Review of Year of Wonders by Geraldine Brooks by Anastasia

Review of Year of Wonders by Geraldine Brooks by Anastasia Sakellaris
I had to read this book. It is set in England in 1666 during the bubonic plague. Being in the midst of a present Covid 19 pandemic, I became curious about plagues during history, comparing the ones in the past and how people dealt with them with how we have dealt with the present one.
Although the book is fiction, it is inspired by true events. In the village of Eyam (pronounced “eem”), the villagers, under the direction of the town rector William Mompesson made a decision to stay in their village rather than flee and spread the disease elsewhere. Through the eyes of a spunky fictional young woman named Anna Frith, who works as a servant for a rector named Michael Mompellion (who is based on Mompesson) and his wife Catherine, we see how these people dealt with the plague of their time. Toward the end of the book, Anna discovers a most unexpected and shocking revelation about Mompellion and the ending is rather unique but still satisfying enough.
Just as interesting as the story, is the afterword in which the author tells us of her visit to Eyam and the research that led to her inspiration, including spending time with Eyam’s local historian John G. Clifford, author of the book Eyam Plague 1665-1666 (worth reading next?)Â and reading 17th century medical texts and other writings.
So, how does how people dealt with plague then and how we have dealt with our present plague similar, and how is it different? What has changed is that we have advanced modern medicine, which gives us a tremendous advantage over our ancestors. Even bubonic plague can now be treated with antibiotics. What has not changed is human nature: the way panic so easily spreads, along with misinformation and surfacing of both the best and the worst in people. Mistakes are made. In the 1666 plague, it was thought that cats and dogs spread the disease, and the heartbreaking slaughter of these animals eliminated the predators of the real culprit, the rats, and worsened the pandemic.
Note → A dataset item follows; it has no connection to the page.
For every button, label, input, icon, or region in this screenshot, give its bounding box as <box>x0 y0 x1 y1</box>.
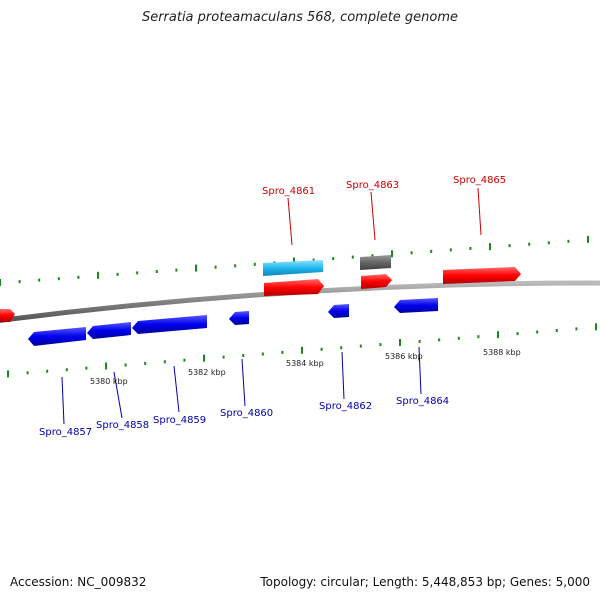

Have mistakes been made in how we have dealt with this pandemic? Was the lock down necessary? We do know it has resulted in spiked cases of alcoholism, drug addiction and suicides as well as an economic collapse. Were those prices worth paying? Could the disease been controlled without the lock down? Would we ever do a lock down again? How many, if any, liberties should we sacrifice for safety?
How we answer these questions will have an enormous effect on ourselves, our society, and how historians will record this plague in decades to come.